I'll skip the digression on how well the "rational economic-pragmatic approach" has worked for us, pausing only to give that phrase a well-deserved Oxymoron Award©.

Israel was not like other countries. It did not have a war for independence or coalesce over years like Germany or Italy; Israel was created by a U.N. resolution, and what history it had was thousands of years old. And I would like to say that Israel was not created as a massive land-grab or as part of some sort of plot. Israel, like the Kibbutz, was an experiment. It was something that hadn't been tried before. In 1789, inventing by Constitional Convention was brand-new.

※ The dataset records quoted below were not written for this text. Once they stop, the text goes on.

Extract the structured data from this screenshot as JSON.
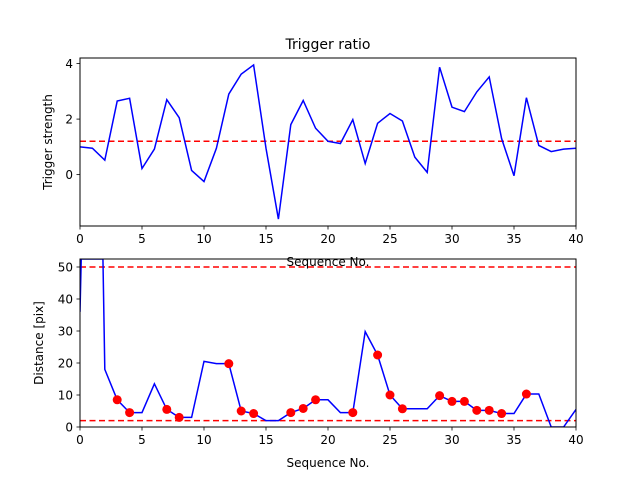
{
  "chart_data": [
    {
      "type": "line",
      "title": "Trigger ratio",
      "xlabel": "Sequence No.",
      "ylabel": "Trigger strength",
      "xlim": [
        0,
        40
      ],
      "ylim": [
        -1.85,
        4.2
      ],
      "xticks": [
        0,
        5,
        10,
        15,
        20,
        25,
        30,
        35,
        40
      ],
      "yticks": [
        0,
        2,
        4
      ],
      "line_color": "#0000ff",
      "threshold": {
        "value": 1.2,
        "color": "#ff0000",
        "style": "dashed"
      },
      "series": [
        {
          "x": [
            0,
            1,
            2,
            3,
            4,
            5,
            6,
            7,
            8,
            9,
            10,
            11,
            12,
            13,
            14,
            15,
            16,
            17,
            18,
            19,
            20,
            21,
            22,
            23,
            24,
            25,
            26,
            27,
            28,
            29,
            30,
            31,
            32,
            33,
            34,
            35,
            36,
            37,
            38,
            39,
            40
          ],
          "values": [
            1.0,
            0.95,
            0.52,
            2.65,
            2.75,
            0.22,
            0.92,
            2.7,
            2.05,
            0.15,
            -0.25,
            0.95,
            2.9,
            3.62,
            3.95,
            0.95,
            -1.6,
            1.8,
            2.67,
            1.67,
            1.2,
            1.12,
            1.98,
            0.4,
            1.85,
            2.2,
            1.93,
            0.63,
            0.08,
            3.87,
            2.43,
            2.27,
            2.98,
            3.52,
            1.3,
            -0.04,
            2.77,
            1.05,
            0.83,
            0.92,
            0.95
          ]
        }
      ]
    },
    {
      "type": "line",
      "title": "",
      "xlabel": "Sequence No.",
      "ylabel": "Distance [pix]",
      "xlim": [
        0,
        40
      ],
      "ylim": [
        0,
        52.5
      ],
      "xticks": [
        0,
        5,
        10,
        15,
        20,
        25,
        30,
        35,
        40
      ],
      "yticks": [
        0,
        10,
        20,
        30,
        40,
        50
      ],
      "line_color": "#0000ff",
      "marker_color": "#ff0000",
      "thresholds": [
        {
          "value": 50,
          "color": "#ff0000",
          "style": "dashed"
        },
        {
          "value": 2,
          "color": "#ff0000",
          "style": "dashed"
        }
      ],
      "series": [
        {
          "x": [
            0,
            0.1,
            1.85,
            2,
            3,
            4,
            5,
            6,
            7,
            8,
            9,
            10,
            11,
            12,
            13,
            14,
            15,
            16,
            17,
            18,
            19,
            20,
            21,
            22,
            23,
            24,
            25,
            26,
            27,
            28,
            29,
            30,
            31,
            32,
            33,
            34,
            35,
            36,
            37,
            38,
            39,
            40
          ],
          "values": [
            36,
            52.5,
            52.5,
            18,
            8.5,
            4.5,
            4.5,
            13.5,
            5.5,
            3,
            3,
            20.5,
            19.8,
            19.8,
            5,
            4.2,
            2,
            2,
            4.5,
            5.8,
            8.5,
            8.5,
            4.5,
            4.5,
            29.8,
            22.5,
            10,
            5.7,
            5.7,
            5.7,
            9.8,
            8,
            8,
            5.2,
            5.2,
            4.2,
            4.2,
            10.3,
            10.3,
            0,
            0,
            5.5
          ]
        }
      ],
      "markers": {
        "x": [
          3,
          4,
          7,
          8,
          12,
          13,
          14,
          17,
          18,
          19,
          22,
          24,
          25,
          26,
          29,
          30,
          31,
          32,
          33,
          34,
          36
        ],
        "values": [
          8.5,
          4.5,
          5.5,
          3,
          19.8,
          5,
          4.2,
          4.5,
          5.8,
          8.5,
          4.5,
          22.5,
          10,
          5.7,
          9.8,
          8,
          8,
          5.2,
          5.2,
          4.2,
          10.3
        ]
      }
    }
  ]
}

Look: Israel, like the Kibbutz, has had a crisis. It has lost it's spirit of radicalism, of experiment. With remarkable speed, it has become just another drunken schmoe in the pointless bar brawl we call "mid-east politics" (another Oxymoron Award©). So the Israeli experiment has failed far quicker than most. But let's not delude ourselves. No experiment succeeds. You put something together, try it out, and even if it works beyond your wildest dreams, it will still eventually breakdown and need to be rebuilt. I quoted Ben Franklin not long ago, out our own little experiment of a government: "[it] can only end is Despotism as other forms have done before it."

But remember something else. Our founding fathers read the histories of Rome and Athens—the histories of earlier experiments—and the people who had tried to learn from them; Locke, Hume, Hobbes...

When you create an experiment, you draw on what you have learned from the other failures. You try again, only better this time. And in the end, what we may be able to say about Israel and Palestine five hundred years from now is the same thing we'll be able to say about America five hundred years from now: It may have been a failure, but we learned from it.

If nothing else, there was the Kibbutz.